The Rudd government kept the requirement for secret ballots for protected industrial action, but removed the 20% cost requirement. The issue of liability for costs of often-expensive secret ballots is covered in the Fair Work Act, s.464(2), which says

The Commonwealth is liable for the costs incurred by the Australian Electoral Commission in relation to the protected action ballot, whether or not the ballot is completed.

The Daily Telegraph this morning seized on the contradiction between the imposition of full costs on unions and Abbott’s repeated insistence, complete with signed statement, that the Fair Work Act would not be changed in the first term of a Coalition Government.

In response to the story, Eric Abetz, Joe Hockey and finally Tony Abbott all claimed that the imposition of full costs on unions could be done without amending this section of the Fair Work Act.
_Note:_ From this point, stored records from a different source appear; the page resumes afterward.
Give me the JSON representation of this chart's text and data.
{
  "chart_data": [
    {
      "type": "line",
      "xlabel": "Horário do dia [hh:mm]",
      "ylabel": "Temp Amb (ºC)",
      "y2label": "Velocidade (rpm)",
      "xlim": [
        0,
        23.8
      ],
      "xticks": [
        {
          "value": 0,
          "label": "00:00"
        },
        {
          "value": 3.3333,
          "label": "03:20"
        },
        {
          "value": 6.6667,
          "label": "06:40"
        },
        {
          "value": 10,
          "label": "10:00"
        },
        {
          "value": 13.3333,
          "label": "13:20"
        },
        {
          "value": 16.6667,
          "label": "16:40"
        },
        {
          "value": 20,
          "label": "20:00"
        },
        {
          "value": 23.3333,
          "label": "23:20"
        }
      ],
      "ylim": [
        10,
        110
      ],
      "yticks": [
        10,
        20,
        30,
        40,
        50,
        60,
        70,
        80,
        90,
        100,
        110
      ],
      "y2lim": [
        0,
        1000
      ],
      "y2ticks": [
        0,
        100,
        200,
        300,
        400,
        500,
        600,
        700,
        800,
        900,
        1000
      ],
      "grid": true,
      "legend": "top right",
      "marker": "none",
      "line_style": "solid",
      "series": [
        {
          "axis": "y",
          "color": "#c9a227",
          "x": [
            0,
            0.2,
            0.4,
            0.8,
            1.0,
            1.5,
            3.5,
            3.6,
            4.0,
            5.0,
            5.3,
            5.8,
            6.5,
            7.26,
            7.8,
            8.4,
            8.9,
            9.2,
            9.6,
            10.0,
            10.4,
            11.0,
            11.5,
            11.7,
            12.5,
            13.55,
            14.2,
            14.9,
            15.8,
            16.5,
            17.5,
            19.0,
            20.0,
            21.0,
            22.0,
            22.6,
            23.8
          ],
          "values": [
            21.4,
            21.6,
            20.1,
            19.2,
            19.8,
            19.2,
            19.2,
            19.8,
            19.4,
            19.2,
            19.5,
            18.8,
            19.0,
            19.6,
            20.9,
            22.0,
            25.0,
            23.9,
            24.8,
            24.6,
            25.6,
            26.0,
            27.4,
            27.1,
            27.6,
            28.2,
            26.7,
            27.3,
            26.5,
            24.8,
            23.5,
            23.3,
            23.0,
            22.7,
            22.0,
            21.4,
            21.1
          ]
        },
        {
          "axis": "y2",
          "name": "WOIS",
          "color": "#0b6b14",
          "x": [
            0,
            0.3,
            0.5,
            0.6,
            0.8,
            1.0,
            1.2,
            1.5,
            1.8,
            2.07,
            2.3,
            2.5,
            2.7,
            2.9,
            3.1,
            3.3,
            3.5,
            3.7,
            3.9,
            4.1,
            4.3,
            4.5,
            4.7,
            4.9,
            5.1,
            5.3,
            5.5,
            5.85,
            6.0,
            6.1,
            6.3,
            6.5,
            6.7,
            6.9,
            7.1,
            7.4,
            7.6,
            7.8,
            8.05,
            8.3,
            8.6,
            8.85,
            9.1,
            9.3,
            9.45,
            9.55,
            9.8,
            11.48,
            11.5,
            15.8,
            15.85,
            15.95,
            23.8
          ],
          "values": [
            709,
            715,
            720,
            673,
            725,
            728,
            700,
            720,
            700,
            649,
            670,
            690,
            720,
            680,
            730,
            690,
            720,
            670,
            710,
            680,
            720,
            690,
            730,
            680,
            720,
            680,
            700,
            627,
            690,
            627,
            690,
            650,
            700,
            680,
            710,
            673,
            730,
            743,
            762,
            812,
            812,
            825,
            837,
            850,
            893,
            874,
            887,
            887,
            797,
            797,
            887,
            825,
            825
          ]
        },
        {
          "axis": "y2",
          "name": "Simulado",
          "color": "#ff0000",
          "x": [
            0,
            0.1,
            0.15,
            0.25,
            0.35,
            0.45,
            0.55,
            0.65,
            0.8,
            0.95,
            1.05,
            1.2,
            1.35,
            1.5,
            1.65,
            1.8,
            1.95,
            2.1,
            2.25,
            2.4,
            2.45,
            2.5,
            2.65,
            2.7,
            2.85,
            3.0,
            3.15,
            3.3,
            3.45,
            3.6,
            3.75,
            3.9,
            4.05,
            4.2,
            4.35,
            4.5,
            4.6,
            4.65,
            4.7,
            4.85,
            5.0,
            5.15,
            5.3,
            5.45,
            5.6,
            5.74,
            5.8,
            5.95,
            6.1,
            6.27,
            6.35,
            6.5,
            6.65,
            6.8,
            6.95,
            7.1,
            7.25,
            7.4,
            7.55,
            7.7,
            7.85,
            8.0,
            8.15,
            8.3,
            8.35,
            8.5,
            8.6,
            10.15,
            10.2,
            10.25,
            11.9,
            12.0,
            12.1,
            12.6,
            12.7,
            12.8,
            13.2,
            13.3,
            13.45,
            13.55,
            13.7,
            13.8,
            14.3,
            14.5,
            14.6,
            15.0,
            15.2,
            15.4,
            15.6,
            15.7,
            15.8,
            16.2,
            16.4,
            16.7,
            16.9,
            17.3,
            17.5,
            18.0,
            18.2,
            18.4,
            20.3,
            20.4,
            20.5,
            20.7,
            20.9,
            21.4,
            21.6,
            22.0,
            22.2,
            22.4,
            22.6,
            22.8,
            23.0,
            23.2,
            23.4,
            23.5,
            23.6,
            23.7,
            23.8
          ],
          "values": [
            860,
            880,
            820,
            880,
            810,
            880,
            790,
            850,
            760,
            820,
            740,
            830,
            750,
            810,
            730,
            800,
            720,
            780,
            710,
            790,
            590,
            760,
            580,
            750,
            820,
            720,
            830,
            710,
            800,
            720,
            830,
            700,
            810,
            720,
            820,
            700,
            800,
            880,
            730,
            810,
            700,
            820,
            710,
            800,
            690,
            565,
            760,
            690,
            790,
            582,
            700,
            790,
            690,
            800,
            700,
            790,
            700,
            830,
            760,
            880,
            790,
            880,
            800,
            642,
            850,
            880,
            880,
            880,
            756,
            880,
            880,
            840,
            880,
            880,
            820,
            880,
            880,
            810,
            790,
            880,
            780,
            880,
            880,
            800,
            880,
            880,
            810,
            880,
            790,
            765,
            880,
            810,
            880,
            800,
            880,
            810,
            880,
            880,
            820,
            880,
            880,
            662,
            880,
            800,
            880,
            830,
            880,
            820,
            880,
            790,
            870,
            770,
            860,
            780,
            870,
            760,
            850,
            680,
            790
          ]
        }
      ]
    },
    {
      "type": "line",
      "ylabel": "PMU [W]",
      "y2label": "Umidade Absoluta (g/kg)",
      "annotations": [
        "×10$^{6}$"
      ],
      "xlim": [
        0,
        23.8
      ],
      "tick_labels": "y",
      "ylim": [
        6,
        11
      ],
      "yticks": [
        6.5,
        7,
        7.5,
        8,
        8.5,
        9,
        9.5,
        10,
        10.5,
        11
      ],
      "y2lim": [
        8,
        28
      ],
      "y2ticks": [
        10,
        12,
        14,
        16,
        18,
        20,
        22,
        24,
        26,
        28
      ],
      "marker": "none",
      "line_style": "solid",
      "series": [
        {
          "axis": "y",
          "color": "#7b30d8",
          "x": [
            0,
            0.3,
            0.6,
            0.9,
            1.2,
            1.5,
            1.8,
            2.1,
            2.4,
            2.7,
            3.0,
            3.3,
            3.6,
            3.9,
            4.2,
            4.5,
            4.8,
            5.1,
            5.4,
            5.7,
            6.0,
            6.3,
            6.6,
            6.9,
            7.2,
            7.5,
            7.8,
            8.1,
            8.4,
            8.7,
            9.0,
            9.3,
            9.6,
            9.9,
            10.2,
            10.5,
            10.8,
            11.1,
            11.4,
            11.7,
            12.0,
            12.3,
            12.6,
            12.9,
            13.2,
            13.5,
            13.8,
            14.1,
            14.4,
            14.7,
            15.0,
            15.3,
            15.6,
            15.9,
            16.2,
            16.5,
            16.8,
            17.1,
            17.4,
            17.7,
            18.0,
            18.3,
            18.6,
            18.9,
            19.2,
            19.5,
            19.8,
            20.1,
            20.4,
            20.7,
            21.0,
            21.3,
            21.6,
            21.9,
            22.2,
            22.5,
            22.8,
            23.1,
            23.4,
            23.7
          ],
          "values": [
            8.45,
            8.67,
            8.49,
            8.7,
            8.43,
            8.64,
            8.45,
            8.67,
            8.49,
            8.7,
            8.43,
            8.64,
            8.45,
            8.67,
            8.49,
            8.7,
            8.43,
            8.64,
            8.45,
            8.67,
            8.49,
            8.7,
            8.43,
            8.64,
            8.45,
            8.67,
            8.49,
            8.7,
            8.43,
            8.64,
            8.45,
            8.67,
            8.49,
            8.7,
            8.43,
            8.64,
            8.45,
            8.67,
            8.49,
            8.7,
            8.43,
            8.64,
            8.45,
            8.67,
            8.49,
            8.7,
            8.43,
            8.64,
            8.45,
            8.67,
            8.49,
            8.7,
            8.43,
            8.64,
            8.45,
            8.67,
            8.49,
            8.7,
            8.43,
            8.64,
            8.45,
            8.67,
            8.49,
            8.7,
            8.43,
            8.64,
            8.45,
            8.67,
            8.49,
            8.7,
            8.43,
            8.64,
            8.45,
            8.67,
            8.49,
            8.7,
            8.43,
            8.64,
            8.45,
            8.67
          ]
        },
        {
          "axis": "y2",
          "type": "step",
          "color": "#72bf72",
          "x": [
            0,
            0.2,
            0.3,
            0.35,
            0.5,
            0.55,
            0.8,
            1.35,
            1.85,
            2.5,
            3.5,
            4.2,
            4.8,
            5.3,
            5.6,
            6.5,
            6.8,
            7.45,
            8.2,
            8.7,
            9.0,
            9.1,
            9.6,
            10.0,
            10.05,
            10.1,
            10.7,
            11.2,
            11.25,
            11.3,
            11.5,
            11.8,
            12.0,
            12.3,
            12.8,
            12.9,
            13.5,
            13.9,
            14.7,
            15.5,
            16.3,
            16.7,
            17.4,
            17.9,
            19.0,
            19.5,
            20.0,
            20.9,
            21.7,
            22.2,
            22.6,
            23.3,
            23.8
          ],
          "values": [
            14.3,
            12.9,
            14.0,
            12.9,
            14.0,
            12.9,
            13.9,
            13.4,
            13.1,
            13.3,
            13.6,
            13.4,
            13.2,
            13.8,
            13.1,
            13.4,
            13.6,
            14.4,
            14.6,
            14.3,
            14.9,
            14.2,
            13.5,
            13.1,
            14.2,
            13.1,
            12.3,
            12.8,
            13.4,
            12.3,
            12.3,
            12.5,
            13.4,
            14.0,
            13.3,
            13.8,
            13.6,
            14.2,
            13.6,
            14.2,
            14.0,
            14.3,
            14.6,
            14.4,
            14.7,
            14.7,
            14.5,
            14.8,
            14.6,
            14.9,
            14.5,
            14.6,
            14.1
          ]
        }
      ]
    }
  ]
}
Instead, they claim, the Commonwealth Electoral Act 1918 can be amended to address the issue.

Section 7B of the Electoral Act says:

Unless otherwise provided by or under this Act or another Act, reasonable fees may be charged for goods or services supplied under section 7A.

Section 7A allows the AEC to enter into contracts to supply services such as running elections to outside parties. Conceivably, s.7B could be amended to override the Fair Work Act without amending the latter, but difference is purely legalistic — in effect s.464(2) of the Fair Work Act would have been repealed, even if the repeal was done in another Act.

As if it would help his case, Abbott declared this morning that his advice had come from Shadow Attorney-General George Brandis “one of Australia’s finest lawyers”. Undoubtedly, Brandis holds the view that he is in the top rank of Australian jurisprudence; whether that view is widely shared is another question.

In any event, the Coalition proposal announced yesterday is, in effect, five times worse than Workchoices, which at least kept union liability down to 20%. Strictly speaking, Abbott won’t be reintroducing any elements of WorkChoices — he’ll be going much, much further.